Scott Kirby, chief executive of United Airlines, sees three concerns that he warns are barriers to growth, even as United enjoys the return of strong, lucrative demand for air travel.
United Airlines CEO explains three barriers to growth
In a note to employees and again during a call to investors about United’s second-quarter financial results, Kirby laid out three “headwinds” that could negatively impact growth:
- Industry-wide restrictions have led to significant operational disruptions, and have constrained the industry’s ability to grow
- Sharp rise in fuel prices
- Increased likelihood of an economic slowdown or recession
In terms of industry-wide restrictions, Kirby noted that they have forced United to be smaller, leading to more headcount:
“To meet the challenges posed by the commercial aviation ecosystem that struggles to handle the number of aircraft operating today, we have chosen to keep United Airlines smaller and overstaffed in order to provide us with more protection against these external constraints that only we can control.” We will also continue to prioritize reliability by increasing staffing until the entire aviation infrastructure is back to normal. What it means is, there will be cost pressures until we catch up and we can go back to traditional use and employment.”
What are these external constraints? Kirby lists several lists including:
- Shortage of pilots, especially with regional airlines feeding the United main lines
- Decline in Asian long-haul aviation
- Aircraft delivery delays
- Infrastructure restrictions that affect all aviation
- Air traffic control issues are likely to top that sub-list
In terms of fuel prices, Kirby sees higher prices as less of an existential threat, as costs are passed on to passengers, than a missed opportunity to increase margins:
“At current fuel prices, the consolidated fuel bill will be US$9 billion higher than in 2019. And for what it is, we are building our long-term plans, assuming this is the new normal for fuel prices. The good news is that rising fuel costs is something that affects On all airlines. And at least for United, we’ve seen this become very much a cost crossover today.”

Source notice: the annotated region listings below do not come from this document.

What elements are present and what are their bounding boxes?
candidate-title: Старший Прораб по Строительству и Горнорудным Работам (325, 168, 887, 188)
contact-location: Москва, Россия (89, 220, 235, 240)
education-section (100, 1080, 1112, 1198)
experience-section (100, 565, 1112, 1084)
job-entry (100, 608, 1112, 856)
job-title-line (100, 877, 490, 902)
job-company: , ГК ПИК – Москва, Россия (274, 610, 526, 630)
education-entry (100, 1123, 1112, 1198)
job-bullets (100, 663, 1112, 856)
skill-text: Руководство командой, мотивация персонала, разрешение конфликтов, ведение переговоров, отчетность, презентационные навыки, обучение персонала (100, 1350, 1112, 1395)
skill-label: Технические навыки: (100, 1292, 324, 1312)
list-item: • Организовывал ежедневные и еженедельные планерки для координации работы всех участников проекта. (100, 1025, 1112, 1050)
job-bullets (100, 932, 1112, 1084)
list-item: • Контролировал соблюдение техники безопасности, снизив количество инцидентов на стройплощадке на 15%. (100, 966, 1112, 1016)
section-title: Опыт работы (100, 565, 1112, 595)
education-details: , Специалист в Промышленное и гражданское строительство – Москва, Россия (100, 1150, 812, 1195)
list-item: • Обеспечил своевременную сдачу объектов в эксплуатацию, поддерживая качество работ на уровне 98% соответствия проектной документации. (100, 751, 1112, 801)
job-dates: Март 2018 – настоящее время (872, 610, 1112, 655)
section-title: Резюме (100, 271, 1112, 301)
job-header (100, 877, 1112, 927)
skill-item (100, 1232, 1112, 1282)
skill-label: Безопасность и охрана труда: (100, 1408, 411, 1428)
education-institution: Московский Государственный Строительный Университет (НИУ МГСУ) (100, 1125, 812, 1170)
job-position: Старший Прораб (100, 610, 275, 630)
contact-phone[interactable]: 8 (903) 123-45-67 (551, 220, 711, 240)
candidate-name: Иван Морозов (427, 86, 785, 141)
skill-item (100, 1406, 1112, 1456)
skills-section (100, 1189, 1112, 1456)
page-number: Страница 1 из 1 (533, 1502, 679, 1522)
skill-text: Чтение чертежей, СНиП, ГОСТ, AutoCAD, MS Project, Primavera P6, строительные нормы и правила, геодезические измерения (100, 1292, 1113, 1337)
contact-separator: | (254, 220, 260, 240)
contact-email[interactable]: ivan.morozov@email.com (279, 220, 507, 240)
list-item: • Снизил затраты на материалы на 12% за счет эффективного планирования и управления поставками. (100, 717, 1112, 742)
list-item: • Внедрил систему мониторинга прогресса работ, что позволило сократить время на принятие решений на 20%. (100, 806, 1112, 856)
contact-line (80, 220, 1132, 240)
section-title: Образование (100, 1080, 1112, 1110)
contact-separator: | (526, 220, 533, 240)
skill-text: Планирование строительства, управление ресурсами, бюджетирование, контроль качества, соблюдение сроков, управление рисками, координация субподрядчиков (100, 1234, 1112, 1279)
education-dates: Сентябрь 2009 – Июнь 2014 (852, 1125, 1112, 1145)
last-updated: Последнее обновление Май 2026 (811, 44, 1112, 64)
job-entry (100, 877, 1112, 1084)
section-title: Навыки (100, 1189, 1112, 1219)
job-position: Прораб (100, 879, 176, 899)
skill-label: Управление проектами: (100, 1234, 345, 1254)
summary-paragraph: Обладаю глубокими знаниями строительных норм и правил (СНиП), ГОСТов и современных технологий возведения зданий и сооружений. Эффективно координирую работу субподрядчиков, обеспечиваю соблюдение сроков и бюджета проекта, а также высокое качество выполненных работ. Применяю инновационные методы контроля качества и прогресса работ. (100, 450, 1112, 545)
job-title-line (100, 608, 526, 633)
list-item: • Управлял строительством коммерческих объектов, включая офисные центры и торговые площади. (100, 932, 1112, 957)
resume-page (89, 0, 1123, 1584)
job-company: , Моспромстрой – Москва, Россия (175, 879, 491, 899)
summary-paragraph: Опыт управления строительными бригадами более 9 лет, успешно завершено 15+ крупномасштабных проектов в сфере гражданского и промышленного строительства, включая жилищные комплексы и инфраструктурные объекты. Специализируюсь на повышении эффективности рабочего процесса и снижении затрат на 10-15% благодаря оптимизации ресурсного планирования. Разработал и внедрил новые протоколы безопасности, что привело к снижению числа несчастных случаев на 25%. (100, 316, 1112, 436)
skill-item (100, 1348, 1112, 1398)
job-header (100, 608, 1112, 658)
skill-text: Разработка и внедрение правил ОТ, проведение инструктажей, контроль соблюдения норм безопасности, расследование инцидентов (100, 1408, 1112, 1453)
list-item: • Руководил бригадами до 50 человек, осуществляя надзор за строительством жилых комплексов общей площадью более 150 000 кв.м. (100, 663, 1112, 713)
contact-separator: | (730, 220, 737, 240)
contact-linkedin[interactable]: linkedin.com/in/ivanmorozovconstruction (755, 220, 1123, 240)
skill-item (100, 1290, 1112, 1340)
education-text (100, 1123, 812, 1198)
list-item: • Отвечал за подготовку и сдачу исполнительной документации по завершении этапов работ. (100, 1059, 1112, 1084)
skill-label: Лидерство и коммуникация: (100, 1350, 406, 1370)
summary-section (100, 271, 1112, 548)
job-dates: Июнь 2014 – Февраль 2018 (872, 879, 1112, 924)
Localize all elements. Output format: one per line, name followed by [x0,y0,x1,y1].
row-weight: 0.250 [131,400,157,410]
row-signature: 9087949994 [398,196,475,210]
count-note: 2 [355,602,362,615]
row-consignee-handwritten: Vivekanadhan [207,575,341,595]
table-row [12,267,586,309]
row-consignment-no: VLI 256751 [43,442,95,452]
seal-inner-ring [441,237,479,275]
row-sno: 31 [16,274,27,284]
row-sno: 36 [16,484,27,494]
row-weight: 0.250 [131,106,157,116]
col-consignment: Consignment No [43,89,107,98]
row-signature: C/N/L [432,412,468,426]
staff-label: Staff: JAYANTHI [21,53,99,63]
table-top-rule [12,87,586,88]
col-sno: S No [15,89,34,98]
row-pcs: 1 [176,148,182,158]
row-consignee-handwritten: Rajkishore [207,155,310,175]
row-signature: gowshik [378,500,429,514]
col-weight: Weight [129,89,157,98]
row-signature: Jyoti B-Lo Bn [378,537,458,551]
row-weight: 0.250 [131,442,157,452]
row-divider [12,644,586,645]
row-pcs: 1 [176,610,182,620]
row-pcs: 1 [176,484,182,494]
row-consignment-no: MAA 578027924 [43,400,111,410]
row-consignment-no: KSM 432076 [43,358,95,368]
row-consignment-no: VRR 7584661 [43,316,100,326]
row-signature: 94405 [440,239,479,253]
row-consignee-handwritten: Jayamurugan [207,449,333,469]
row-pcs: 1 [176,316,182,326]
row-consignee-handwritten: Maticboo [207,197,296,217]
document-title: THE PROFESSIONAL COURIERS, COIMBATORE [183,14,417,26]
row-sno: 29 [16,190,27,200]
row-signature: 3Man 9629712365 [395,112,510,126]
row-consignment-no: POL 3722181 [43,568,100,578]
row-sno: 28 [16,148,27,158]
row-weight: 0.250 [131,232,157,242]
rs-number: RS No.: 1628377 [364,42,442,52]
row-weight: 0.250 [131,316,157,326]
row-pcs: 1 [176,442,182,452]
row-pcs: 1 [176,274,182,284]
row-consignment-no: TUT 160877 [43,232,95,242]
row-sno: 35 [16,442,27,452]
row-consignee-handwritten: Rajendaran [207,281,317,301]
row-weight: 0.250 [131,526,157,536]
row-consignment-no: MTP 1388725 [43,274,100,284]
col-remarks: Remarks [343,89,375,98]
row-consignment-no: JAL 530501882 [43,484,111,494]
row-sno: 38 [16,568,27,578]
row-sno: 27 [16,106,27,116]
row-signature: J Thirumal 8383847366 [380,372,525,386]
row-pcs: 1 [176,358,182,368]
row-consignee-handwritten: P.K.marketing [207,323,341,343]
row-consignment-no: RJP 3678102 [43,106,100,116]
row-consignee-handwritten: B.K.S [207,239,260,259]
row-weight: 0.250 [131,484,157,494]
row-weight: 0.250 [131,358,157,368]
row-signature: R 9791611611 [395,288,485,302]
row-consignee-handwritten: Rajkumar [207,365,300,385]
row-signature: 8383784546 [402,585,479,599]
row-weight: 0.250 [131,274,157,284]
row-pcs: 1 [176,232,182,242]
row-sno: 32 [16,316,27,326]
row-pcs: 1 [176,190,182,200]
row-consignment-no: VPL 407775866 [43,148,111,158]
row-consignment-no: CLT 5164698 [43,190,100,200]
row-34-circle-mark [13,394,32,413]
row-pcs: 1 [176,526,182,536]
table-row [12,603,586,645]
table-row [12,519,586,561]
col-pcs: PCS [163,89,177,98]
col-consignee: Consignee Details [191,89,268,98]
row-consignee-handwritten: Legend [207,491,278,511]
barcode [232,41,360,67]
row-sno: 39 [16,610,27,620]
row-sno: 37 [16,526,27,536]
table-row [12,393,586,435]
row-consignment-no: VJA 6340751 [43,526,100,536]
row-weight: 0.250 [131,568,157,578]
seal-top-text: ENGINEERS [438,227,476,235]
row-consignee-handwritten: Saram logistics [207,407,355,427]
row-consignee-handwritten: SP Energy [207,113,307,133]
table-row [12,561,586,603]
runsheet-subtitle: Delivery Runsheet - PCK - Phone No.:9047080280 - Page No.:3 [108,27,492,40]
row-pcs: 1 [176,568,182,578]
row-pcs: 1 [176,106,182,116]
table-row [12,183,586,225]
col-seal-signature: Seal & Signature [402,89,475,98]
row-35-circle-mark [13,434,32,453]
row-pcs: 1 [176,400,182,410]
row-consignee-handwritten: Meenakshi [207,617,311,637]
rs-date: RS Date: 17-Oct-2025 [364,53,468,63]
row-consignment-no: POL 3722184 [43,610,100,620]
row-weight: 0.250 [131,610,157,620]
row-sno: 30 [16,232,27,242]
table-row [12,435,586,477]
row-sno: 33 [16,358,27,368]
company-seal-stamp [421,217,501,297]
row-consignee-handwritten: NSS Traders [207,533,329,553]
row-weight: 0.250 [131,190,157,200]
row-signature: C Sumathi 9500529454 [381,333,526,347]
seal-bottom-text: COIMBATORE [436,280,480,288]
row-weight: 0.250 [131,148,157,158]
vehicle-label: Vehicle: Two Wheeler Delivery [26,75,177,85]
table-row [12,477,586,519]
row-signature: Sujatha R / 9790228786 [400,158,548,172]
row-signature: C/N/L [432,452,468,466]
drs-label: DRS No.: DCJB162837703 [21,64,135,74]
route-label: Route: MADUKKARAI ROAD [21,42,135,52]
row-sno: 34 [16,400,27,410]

In terms of demand, Kirby believes that the economic slowdown is likely to be matched by a continued rise in demand as the world emerges from the pandemic and stabilizes in the new normal:
“We’re still seeing strong demand. And one thing that’s differentiating United in particular and aviation in general, is that we’re still probably in the sixth or seventh inning of the COVID recovery. So there are two trends of aggregate demand, slack versus ongoing recovery of COVID, working across purposes. For now, at least, the trend of recovery from the Covid virus is at least canceling and arguably beyond economic headwinds.”
The result will be 8% growth in 2023, which is less than United expected earlier this year. Kirby explains that this is necessary to prioritize operating reliability over anything else.
Maybe anything else except for the margins. Kirby was known as the bean counter at America West, US Airways and American Airlines and this aspect was featured in this comment as Kirby assured investors that United is on track for a 9% margin in 2023:
“And that is perhaps the most important point, at United we will do whatever it takes to achieve our margin target.”
“whatever it takes” is powerful language. If you’ve ever wondered why United isn’t investing more in soft products, consider this statement.
While Kirby sees three headwinds for growth, two of the three don’t see them as inherently problematic (high fuel prices are passed on to customers and the slack will be offset by increased post-pandemic demand). That leaves the industry itself – the unknowns and known problems of pilot shortages, outdated infrastructure, aircraft delivery delays, all of which could negatively impact United and the entire industry in the coming months.